Chapter 5 One Sample t-test
Packages used: ggplot2
, effectsize
.
The first step in a t-test is to look at your data and check your assumptions. We learned how to look at our data in the last chapter (@ref introstat). For this, we are going to switch datasets to the trees
dataset. This contains measurements of the diameter in inches (Girth), height in feet (Height), and volume of timber (Volume) of 31 black cherry trees.
RQ: Is the average height of trees in the dataset different than 72 feet?
5.1 Get Descriptives
We will use summary()
for this, and then run sd()
to get the standard deviation.
## Min. 1st Qu. Median Mean 3rd Qu. Max.
## 63 72 76 76 80 87
## [1] 6.371813
5.2 Check Assumptions
We can see how our data is distributed by using a histogram. ggplot2
is a package with a wide range of graphing capabilities that we will be using for our graphs. There is a later chapter (PUT CHAP REF HERE) specifically on ggplot that explains in more detail what goes with each argument. For this histogram, we are specifying what data to use (trees
), and what variable we want to look at (Height
). We then say that we would like a histogram (geom_histogram
).
#Call ggplot
library(ggplot2)
#Make the plot
ggplot(data = trees, aes(x = Height)) +
geom_histogram()
We can see that there may be a slight left skew to the data. To further test this, we can use the Shapiro-Wilk test of normality. Remember that for this test, a non-significant finding indicates that the assumption of normality is satisfied while a significant finding, p < .05, would mean the assumption of normality is violated. The shapiro.test()
function in R will be used to test this assumption.
##
## Shapiro-Wilk normality test
##
## data: trees$Height
## W = 0.96545, p-value = 0.4034
From this output, we see that the p-value = 0.4034. Therefore, these data do not have a distribution that is significantly different than a normal distribution.
5.3 Running the One Sample T-Test: Two-tailed
Recall that we are testing if the average height of the black cherry trees is different than 72 feet. For our one sample t test, 72 is what we will be comparing our mean to, and will be indicated by mu = 72
. We will use the t.test()
function to run our test, with the following arguments:
\[t.test(data, mu = comparison, alternative = "direction")\] where “direction” can take the form “greater” or “less” (we will address this in the next example).
##
## One Sample t-test
##
## data: trees$Height
## t = 3.4952, df = 30, p-value = 0.001496
## alternative hypothesis: true mean is not equal to 72
## 95 percent confidence interval:
## 73.6628 78.3372
## sample estimates:
## mean of x
## 76
Looking at the output, we see that it first tells us what data we used: data: trees$Height
. The next line is the line we are most interested in. That provides our t-statistic (t = 3.4952
), our degrees of freedom (df = 30
), and our p-value (p-value = 0.001496
). Since the p-value is less than 0.05, we can reject the null hypothesis and conclude that the mean height of black cherry trees in our sample is significantly different than 72.

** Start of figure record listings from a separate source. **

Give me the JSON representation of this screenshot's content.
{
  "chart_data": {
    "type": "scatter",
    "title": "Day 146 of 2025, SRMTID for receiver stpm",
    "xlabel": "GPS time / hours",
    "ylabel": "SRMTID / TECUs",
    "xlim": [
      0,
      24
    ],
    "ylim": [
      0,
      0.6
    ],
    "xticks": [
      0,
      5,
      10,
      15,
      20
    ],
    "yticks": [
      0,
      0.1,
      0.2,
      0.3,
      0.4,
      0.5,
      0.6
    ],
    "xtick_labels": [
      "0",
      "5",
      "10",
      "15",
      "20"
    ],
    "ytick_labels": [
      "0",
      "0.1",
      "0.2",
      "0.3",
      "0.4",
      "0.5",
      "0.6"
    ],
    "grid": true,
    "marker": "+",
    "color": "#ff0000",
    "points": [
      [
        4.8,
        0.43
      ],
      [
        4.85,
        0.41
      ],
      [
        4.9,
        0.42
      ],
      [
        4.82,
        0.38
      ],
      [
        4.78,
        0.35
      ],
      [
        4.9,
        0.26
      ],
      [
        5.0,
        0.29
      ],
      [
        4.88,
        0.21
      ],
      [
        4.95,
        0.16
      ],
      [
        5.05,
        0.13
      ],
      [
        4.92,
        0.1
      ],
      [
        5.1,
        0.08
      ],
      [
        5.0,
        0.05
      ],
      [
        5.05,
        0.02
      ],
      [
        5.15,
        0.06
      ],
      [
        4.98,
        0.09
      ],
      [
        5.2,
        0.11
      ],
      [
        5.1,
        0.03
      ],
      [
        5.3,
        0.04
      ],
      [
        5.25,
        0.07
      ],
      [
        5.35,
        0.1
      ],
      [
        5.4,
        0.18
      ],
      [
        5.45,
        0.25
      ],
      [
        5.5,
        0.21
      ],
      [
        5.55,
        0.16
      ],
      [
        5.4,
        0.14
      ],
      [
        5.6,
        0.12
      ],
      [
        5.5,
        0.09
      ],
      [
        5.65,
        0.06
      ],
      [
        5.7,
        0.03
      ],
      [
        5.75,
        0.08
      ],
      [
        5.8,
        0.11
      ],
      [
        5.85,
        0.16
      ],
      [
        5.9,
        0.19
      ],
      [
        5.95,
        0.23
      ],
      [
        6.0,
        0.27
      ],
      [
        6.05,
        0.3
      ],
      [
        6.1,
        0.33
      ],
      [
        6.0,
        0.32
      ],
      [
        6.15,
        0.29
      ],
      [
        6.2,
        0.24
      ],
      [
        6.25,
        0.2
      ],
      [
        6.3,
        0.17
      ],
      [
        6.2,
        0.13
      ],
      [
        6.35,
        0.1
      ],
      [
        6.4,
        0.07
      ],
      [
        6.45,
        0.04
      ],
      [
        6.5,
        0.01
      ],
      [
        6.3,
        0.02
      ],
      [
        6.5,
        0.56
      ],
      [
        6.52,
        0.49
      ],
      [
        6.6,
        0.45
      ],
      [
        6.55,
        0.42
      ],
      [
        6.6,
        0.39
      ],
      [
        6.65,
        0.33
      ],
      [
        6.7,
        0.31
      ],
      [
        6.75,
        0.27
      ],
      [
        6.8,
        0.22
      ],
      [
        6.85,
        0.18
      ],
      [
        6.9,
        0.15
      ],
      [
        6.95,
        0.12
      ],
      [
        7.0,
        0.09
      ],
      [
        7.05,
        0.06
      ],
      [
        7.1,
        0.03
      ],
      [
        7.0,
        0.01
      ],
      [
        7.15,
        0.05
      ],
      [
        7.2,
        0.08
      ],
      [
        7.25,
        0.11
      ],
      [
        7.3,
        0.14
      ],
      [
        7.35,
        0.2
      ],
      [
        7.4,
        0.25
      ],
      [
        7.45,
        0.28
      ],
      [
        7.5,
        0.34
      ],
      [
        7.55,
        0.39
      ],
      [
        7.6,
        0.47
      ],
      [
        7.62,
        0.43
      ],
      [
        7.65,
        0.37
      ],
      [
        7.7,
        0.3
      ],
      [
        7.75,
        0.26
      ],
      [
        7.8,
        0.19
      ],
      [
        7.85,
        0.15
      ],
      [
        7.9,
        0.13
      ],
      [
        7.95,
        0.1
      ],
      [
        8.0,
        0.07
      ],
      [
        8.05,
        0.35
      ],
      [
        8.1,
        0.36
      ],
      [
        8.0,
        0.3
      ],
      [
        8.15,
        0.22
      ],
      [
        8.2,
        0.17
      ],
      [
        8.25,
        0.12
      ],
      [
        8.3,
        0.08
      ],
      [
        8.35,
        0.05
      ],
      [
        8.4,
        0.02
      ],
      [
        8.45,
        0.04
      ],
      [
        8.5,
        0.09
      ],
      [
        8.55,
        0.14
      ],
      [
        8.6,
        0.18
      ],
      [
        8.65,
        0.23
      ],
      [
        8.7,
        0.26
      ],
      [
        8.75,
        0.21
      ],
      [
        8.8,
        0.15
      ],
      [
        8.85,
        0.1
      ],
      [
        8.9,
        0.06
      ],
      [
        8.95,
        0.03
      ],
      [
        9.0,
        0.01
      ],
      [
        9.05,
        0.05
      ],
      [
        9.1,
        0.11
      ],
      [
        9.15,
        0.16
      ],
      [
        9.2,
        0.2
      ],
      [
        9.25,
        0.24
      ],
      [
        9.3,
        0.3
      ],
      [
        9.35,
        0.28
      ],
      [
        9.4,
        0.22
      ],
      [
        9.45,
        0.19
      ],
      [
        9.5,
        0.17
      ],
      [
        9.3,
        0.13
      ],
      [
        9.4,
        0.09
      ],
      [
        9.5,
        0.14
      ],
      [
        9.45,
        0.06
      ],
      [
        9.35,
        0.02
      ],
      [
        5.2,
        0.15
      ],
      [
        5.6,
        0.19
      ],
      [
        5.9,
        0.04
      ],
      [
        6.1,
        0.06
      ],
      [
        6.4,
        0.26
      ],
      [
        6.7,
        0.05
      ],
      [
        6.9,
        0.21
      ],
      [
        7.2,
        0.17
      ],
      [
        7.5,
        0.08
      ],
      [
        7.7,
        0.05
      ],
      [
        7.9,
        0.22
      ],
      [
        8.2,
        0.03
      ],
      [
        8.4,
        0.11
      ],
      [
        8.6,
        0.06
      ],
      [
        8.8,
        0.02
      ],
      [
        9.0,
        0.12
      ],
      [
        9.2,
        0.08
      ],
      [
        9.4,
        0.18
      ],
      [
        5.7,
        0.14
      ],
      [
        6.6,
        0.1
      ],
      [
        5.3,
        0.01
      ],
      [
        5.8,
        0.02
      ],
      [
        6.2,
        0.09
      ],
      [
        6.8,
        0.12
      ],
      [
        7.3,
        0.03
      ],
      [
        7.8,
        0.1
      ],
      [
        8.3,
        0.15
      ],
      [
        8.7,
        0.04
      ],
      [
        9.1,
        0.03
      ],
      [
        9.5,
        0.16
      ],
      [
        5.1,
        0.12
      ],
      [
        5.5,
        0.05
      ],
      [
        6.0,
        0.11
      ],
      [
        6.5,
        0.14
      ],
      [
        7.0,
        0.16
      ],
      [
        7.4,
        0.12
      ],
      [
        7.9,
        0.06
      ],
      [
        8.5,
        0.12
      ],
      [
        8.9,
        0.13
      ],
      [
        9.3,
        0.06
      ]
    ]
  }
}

The output also provides us with a 95% confidence interval. In our case, it is 73.6628, 78.3372
.
5.4 Running the One Sample T-Test: One-tailed
We may want to modify our research question to “Is the average height of our black cherry tree sample greater than 72 feet?”. We will use the same function, but add the direction argument (alternative =
) to it as below:
##
## One Sample t-test
##
## data: trees$Height
## t = 3.4952, df = 30, p-value = 0.0007478
## alternative hypothesis: true mean is greater than 72
## 95 percent confidence interval:
## 74.05764 Inf
## sample estimates:
## mean of x
## 76
We see that our output takes the same general format as before, but with different numbers (and a perhaps questionable 95% confidence interval).
Our t statistic (t = 3.4952
) and degress of freedom (df = 30
) remain unchanged. Our p-value (p-value = 0.0007478
) has changed, as has our alternative hypothesis (true mean is greater than 72
) and 95% confidence interval (74.05764, Inf
).
Our conclusion would be slightly different as well: We reject the null hypothesis and conclude that the mean height of our black cherry trees is significantly greater than 72 feet.
5.5 Calculating Cohen’s d
The descriptive statistics we calculated earlier are enough to calculate Cohen’s d by ‘hand’, taking the format \[d = \frac{mean - comparison}{sd}\]. Plugging in our values, we get \[d = \frac{76-72}{6.3718}\]. The math can be done via calculator or within R itself.
## [1] 0.6277661
There is also a package that can do this for us, effectsize
. The function within that package is cohens_d()
, and takes the arguments \[cohens\_d(data, mu = comparison)\].
##
## Attaching package: 'effectsize'
## The following object is masked from 'package:psych':
##
## phi
## Cohen's d | 95% CI
## ------------------------
## 0.63 | [0.24, 1.01]
##
## - Deviation from a difference of 72.
We see that the package-calculated value is the same as our ‘hand’ calculated value: 0.63.